EL PASO- Texas: Cases of children with appendicitis are on the rise in the borderland. Doctors at EL Paso Children's hospital said they're seeing more cases than ever before.

"A day doesn't seem like it doesn't go by that we are not doing at least one appendectomy and there are days where there are multiple cases," said Pediatric Surgeon Dr. William Spurbeck.

Spurbeck said they're diagnosing and treating more cases of appendicitis and performing 200 to 300 surgeries a year.

In May they performed 19 appendectomies, 24 in June and 28 in July. Spurbeck said the number seems higher than other communities across the country, but so far there doesn't seem to be an explanation for the abnormality.

"I don't think there anything preventative anybody can do. I know the parents always ask me, is it the hot spicy food? But unfortunately, I don't think that's the answer," said Spurbeck.

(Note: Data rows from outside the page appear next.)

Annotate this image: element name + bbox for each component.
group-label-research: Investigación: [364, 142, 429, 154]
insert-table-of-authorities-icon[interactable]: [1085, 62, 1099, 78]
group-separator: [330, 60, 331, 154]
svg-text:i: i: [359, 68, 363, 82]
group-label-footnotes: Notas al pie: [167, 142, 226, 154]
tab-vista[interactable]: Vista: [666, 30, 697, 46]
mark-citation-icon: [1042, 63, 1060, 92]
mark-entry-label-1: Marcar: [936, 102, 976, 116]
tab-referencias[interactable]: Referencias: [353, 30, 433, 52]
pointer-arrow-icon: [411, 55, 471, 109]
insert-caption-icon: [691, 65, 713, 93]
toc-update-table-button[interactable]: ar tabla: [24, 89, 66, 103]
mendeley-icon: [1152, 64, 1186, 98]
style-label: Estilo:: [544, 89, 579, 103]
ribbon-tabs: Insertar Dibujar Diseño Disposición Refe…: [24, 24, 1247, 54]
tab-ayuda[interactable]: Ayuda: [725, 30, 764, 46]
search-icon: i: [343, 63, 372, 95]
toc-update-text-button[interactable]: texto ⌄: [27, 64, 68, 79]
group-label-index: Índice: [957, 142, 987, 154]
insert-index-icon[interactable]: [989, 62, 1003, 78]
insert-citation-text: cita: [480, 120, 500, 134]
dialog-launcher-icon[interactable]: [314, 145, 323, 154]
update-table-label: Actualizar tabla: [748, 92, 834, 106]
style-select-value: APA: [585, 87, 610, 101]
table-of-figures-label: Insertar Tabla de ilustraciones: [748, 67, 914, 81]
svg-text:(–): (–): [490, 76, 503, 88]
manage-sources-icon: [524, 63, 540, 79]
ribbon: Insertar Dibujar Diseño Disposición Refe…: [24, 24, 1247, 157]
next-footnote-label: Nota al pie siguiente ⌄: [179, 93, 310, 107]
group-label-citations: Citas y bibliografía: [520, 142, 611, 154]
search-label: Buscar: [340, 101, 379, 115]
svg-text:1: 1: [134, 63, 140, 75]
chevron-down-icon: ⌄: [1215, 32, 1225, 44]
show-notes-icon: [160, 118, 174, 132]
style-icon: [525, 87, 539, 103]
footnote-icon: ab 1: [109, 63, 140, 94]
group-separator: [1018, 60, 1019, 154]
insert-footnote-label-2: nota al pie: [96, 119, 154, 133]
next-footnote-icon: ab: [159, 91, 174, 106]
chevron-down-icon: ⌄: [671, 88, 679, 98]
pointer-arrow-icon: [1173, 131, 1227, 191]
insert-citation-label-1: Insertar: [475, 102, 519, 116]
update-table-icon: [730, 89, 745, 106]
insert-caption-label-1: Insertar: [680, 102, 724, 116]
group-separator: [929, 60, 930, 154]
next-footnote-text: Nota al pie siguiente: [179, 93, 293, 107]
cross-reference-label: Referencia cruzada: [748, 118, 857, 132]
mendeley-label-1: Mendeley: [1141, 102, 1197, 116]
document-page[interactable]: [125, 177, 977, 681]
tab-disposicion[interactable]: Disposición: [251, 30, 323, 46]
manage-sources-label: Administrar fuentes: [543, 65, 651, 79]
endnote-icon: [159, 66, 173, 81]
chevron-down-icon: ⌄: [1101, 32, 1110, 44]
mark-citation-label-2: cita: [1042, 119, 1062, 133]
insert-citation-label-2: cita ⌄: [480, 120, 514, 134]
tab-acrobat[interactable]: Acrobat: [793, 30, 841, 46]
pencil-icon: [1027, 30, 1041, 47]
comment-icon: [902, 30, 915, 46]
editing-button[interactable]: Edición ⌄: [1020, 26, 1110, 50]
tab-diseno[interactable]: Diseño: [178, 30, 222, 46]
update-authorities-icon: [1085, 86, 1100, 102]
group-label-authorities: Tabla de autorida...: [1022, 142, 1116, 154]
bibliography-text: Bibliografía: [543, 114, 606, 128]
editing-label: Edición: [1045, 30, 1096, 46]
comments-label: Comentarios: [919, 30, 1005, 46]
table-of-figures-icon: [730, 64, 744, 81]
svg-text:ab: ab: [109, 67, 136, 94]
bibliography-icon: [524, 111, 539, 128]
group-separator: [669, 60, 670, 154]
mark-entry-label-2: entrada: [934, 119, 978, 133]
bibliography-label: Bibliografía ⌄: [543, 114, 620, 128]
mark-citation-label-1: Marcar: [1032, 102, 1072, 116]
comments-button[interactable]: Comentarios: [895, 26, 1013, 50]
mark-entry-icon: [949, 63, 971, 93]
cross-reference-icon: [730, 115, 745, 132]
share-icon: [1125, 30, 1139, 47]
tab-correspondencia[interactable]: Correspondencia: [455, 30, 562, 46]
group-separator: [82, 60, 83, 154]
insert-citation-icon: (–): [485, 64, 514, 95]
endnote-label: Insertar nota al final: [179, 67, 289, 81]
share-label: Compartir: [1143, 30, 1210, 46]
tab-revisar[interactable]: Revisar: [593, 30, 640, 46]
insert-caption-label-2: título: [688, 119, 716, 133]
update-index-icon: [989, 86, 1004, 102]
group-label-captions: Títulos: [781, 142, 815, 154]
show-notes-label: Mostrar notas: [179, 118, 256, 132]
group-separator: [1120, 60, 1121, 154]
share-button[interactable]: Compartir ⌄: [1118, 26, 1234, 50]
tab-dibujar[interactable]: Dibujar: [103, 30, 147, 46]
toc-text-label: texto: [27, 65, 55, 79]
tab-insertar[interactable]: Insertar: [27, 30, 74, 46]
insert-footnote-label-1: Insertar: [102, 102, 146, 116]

While Spurbeck said they see cases in children ages one to 18, a majority of cases cluster around the adolescent ages, nine to 12. Symptoms vary but can include abdominal pain, nausea and vomiting.

"It's one of the most common things we see but one of the most difficult to diagnosis," said Spurbeck.

But by using ultra sound technology radiologists like Dr. Chetan Moorthy are able to detect appendicitis earlier and easier than ever before without putting children at risk for radiation.

"What we are trying to do with the imaging is reduce the amount of times the child goes to the operating room and it's not appendicitis," said Moorthy.

Surgeons perform a majority of appendectomy's laparoscopically.

"Through tiny little key hole incisions usually through their belly buttons," said Spurbeck.

This means no scars.

El Paso Children's hospital also features special tools tailored to examine all children from infants on up.

"You can think of these devices as little cameras," said Moorthy, who demonstrated the different sizes of probes used on the children.

Rooms also come equipped with the extra bells and whistles, toys and distractions to help sooth fears and ease anxiety.